Nadine che scriveva della vita

Vincitrice del Booker Prize nel 1974 e del Nobel nel 1991, Nadine Gordimer è stata una prolifica autrice di romanzi, racconti e saggi che hanno arricchito la vita e la letteratura mondiale per quasi cinquant’anni. A ridosso della sua scomparsa, ci piace renderle omaggio ricordando la sua memorabile Lectio Magistralis tenuta durante il conferimento del Premio Nobel e tradotta in molte lingue. In Italia, il libro si intitola Scrivere è vivere ed è stato pubblicato da Datanews nel 2007 insieme ad altri scritti e interviste. Si tratta di un testo breve ma ricchissimo che pare davvero riassumere la poetica e l’(est)etica dell’autrice sudafricana “che scrive della vita e per la vita dell'uomo e dei suoi diritti inalienabili”.

La raccolta offre una disamina dettagliata e accorta del lucido pensiero politico di Gordimer e, soprattutto, una chiave utilissima per comprendere il suo personale discorso teorico e letterario. Le interviste sono tutte mirate all'approfondimento dei temi più cari all'autrice, impegnata nella lotta pre e post-apartheid: il razzismo e l'intolleranza, la censura, la condizione africana, il sessismo e l'omofobia e, soprattutto, il correttissimo "razzismo al contrario", lo stesso concetto buonista di falsa accettazione delle minoranze che spinse l'autrice a rifiutare la candidatura al prestigioso Orange Prize nel 1998, non accettando che un premio letterario fosse riservato a scrittrici donne, categoria per lei troppo angusta (e ovviamente ingiusta), sinonimo inconsapevole dello stesso razzismo maschilista che lei, vera donna intellettuale, aveva sempre combattuto. L'errore è quello di “incasellare gli esseri umani in categorie”, mentre il compito dello scrittore è quello di guardare “oltre”, di guardare a quella complessità che oggi, per ragioni politico-economiche, è troppo spesso rimpiazzata da un appiattimento e da un istupidimento intellettuali, frutto di una globalizzazione telematico-televisiva che non equivale ad arricchimento e diversificazione ma, al contrario, corrisponde solo a un'eccessiva semplificazione e omologazione.

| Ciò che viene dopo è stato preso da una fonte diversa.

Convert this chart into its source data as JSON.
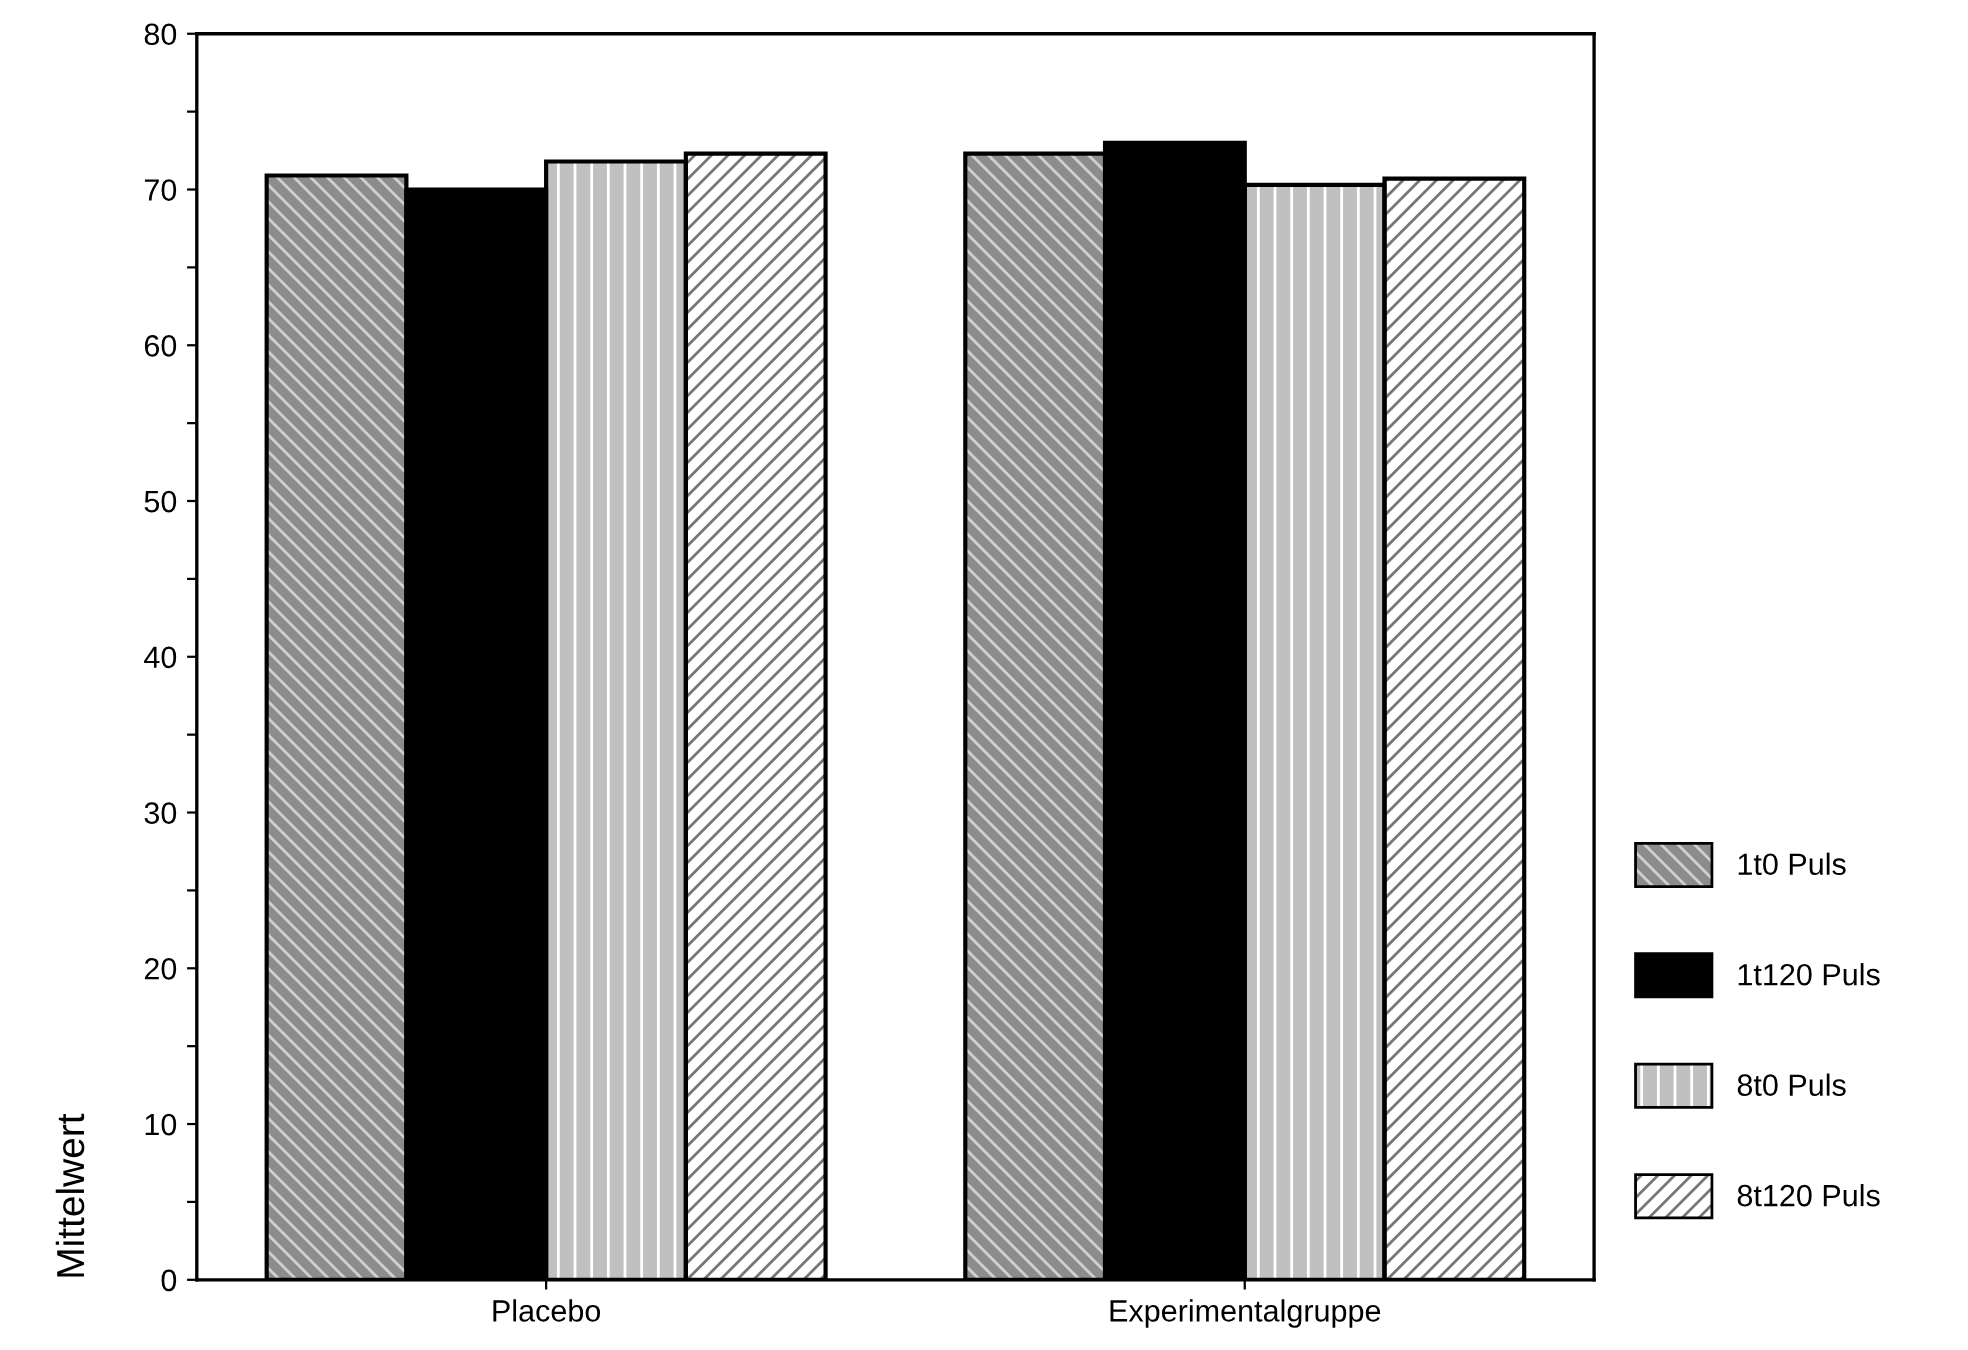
{
  "chart_data": {
    "type": "bar",
    "ylabel": "Mittelwert",
    "categories": [
      "Placebo",
      "Experimentalgruppe"
    ],
    "series": [
      {
        "name": "1t0 Puls",
        "color": "#8c8c8c",
        "values": [
          70.9,
          72.3
        ]
      },
      {
        "name": "1t120 Puls",
        "color": "#000000",
        "values": [
          70.0,
          73.0
        ]
      },
      {
        "name": "8t0 Puls",
        "color": "#c0c0c0",
        "values": [
          71.8,
          70.3
        ]
      },
      {
        "name": "8t120 Puls",
        "color": "#ffffff",
        "values": [
          72.3,
          70.7
        ]
      }
    ],
    "ylim": [
      0,
      80
    ],
    "yticks": [
      0,
      {
        "value": 5,
        "label": null
      },
      10,
      {
        "value": 15,
        "label": null
      },
      20,
      {
        "value": 25,
        "label": null
      },
      30,
      {
        "value": 35,
        "label": null
      },
      40,
      {
        "value": 45,
        "label": null
      },
      50,
      {
        "value": 55,
        "label": null
      },
      60,
      {
        "value": 65,
        "label": null
      },
      70,
      {
        "value": 75,
        "label": null
      },
      80
    ],
    "grid": false,
    "legend": "right"
  }
}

Pur mescolando continuamente il discorso politico e quello personale, Gordimer afferma, seguendo Marquez, che “il modo migliore di uno scrittore per servire la rivoluzione, è scrivere meglio che può”. Scrittura che dunque agisce sulla storia al pari di quanto la storia non agisca sulla scrittura stessa. In questa oscillazione tra questione politica ed esistenziale che vede l'artista contemporaneamente fuori e dentro la storia, calato e al contempo distaccato rispetto alle vite che racconta, Gordimer situa il nucleo del significato della (sua) scrittura. I suoi personaggi sono, infatti, come nella teoria di Georg Lukàcs, una rappresentazione simultanea di individualità e tipizzazione storico-sociale. L'autrice ricerca, infatti, la “parola delle parole”, quell'espressione – ispirata ma anche profondamente inserita e modellata nelle strutture sociali del suo tempo – in grado di “produrre frammenti di verità”.

Da qui la celebre affermazione “nulla di ciò che dico o che scrivo è vero come la mia scrittura”, mirata a sottolineare quel carattere di ricreazione della vita che è arricchimento della vita stessa e che solo l'arte è capace di raggiungere, a differenza del più sterile discorso politico e divulgativo o degli scritti teorici e sociali di cui essa stessa è stata, comunque, autrice ragguardevole. Il valore della “scrittura” risulta fortemente collegato alla natura stessa dell'essere, come affermato nella prima parte del libro, la più importante, quella centrata sull'ancestrale rapporto arte/vita. Se la realtà si costruisce partendo da molti elementi “visti e non visti, espressi e lasciati inespressi”, occorre accettare che la vita sia un concetto “aleatorio” e che l'essere risulti “costantemente trascinato e modellato dalle circostanze e da diversi livelli di coscienza”.

Allo stesso modo occorre ricercare un tipo di scrittura che assuma questa legge intrinsecamente nel suo contenuto, come nella sua forma: “non esiste un puro stato dell'essere e di conseguenza non esiste un testo puro, un testo 'reale' che incorpori totalmente l'aleatorio”. Ed è proprio per questo che, nel suo mirabile e originalissimo pensiero, “uno scrittore professionista è un dilettante che non ha mai smesso di scrivere”.